There's a key difference between the classified documents found at a former Biden office and the ones Trump kept at Mar-a-Lago, national security expert says
- CBS News reported Monday classified documents were found at an office used by President Joe Biden.
- The documents were found by Biden's attorneys and provided to the National Archives.
A US attorney is reviewing a handful of classified documents found at President Joe Biden's former office in Washington, CBS News reported Monday.
In a statement, Richard Sauber, the special counsel to President Biden, said the White House was cooperating with the National Archives and Records Administration and the Justice Department on the matter.
"The documents were discovered when the president's personal attorneys were packing files housed in a locked closet to prepare to vacate office space at the Penn Biden Center in Washington, DC," Sauber said.
Biden held a position at the center, run by the University of Pennsylvania, from 2017 to 2019.
The documents "were not the subject of any previous request or inquiry by the Archives," Sauber said, adding that they were immediately handed over to the record-keeping agency.
The Washington Post on Monday evening reported roughly 10 documents were found at the Penn Biden Center for Diplomacy & Global Engagement, citing a person familiar with the investigation.
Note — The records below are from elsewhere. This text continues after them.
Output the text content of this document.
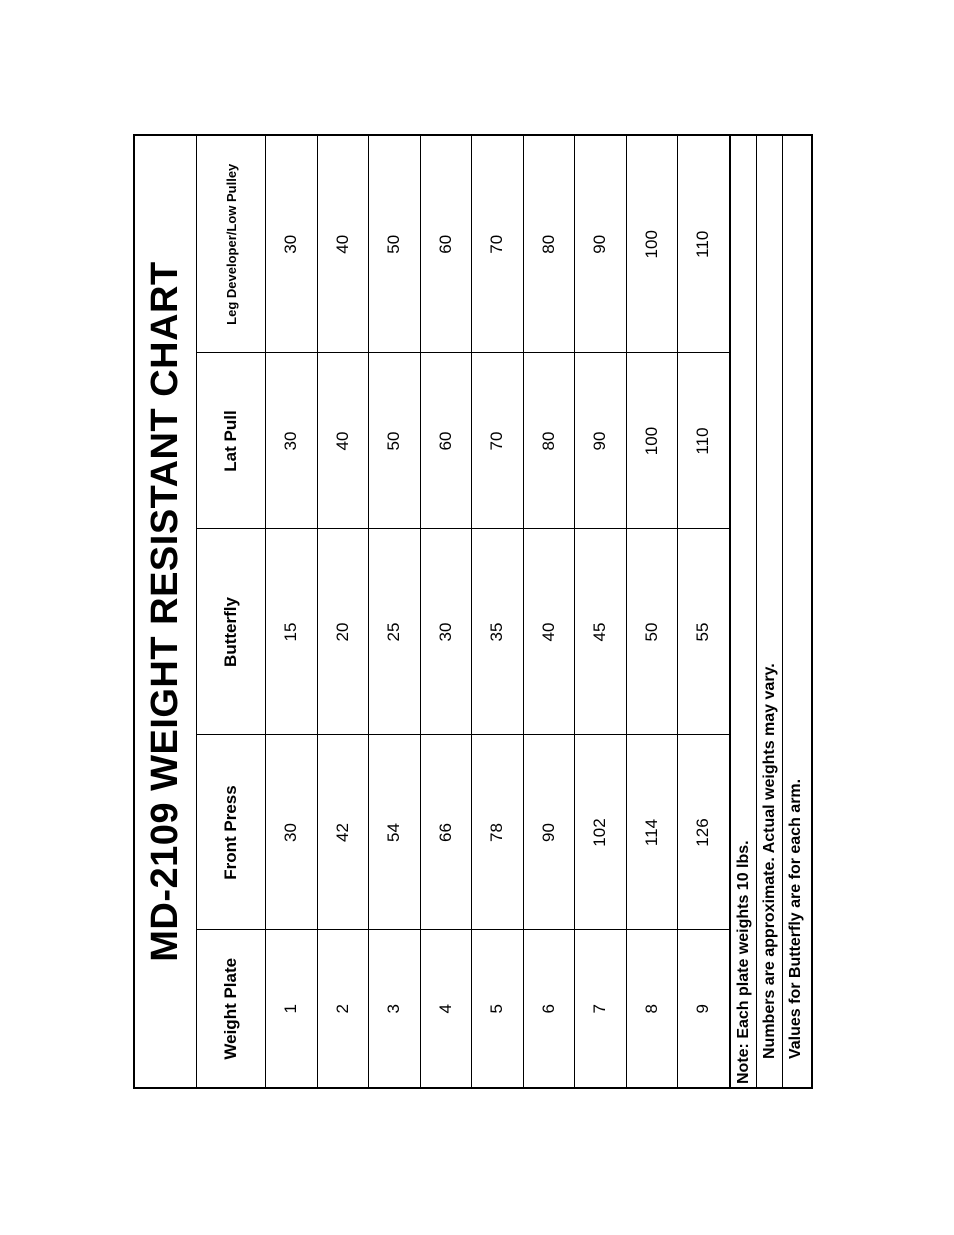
MD-2109 WEIGHT RESISTANT CHART
Weight Plate	Front Press	Butterfly	Lat Pull	Leg Developer/Low Pulley
1	30	15	30	30
2	42	20	40	40
3	54	25	50	50
4	66	30	60	60
5	78	35	70	70
6	90	40	80	80
7	102	45	90	90
8	114	50	100	100
9	126	55	110	110
Note: Each plate weights 10 lbs. Numbers are approximate. Actual weights may vary. Values for Butterfly are for each arm.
The Office of the General Counsel notified the archives upon the discovery, and the agency quickly took control of the records, Sauber told the outlet.
The documents were found shortly before Attorney General Merrick Garland named the former federal prosecutor Jack Smith as special counsel in mid-November to oversee two investigations related to former President Donald Trump.
Trump immediately pounced on the story.
"When is the FBI going to raid the many homes of Joe Biden, perhaps even the White House?" he posted on his social-media network.
Bradley P. Moss, a national security lawyer, told Insider that this looked like a routine matter with no allegation of criminal wrongdoing. He contrasted what we know about the case with that being built against Trump, who held boxes of classified documents at his Mar-a-Lago resort even after their return had been demanded by the National Archives.
"Biden's team did exactly what you're supposed to do," Moss said. "When you find improperly stored classified documents, you immediately notify the government — and you turn it over immediately."
Classified documents are routinely misplaced, and this looks to be a routine investigation, perhaps motivated in part by a desire from the Justice Department to show it's impartial, Moss said. The nature of the investigation would change if the US attorney in charge of reviewing the documents, John Lausch, a Trump appointee, uncovered any evidence that Biden or his staff misled the National Archives.
"The reason Donald Trump is in criminal jeopardy right now isn't just because of the documents being improperly stored. It was the obstruction," Moss said. "That is why it has gotten to the point it has, where we're looking at the real possibility of a criminal indictment."
On Jan. 14, The New York Times reported that aides to Biden discovered additional pages of classified documents at the commander-in-chief's home in Wilmington, Delaware.
Richard Sauber, the special counsel to the president, said in a Jan. 14 statement that five more pages of classified information were found on Thursday by the president's personal attorneys — in addition to a document found in the president's Wilmington home and other documents that were located in December in the president's garage and an adjacent room.
"The President's lawyers have acted immediately and voluntarily to provide the Penn Biden documents to the Archives and the Wilmington documents to DOJ," Sauber said.
Correction: January 10, 2023 — An earlier version of this story misstated the name of a US attorney. His name is John Lausch, not Matt Lausch.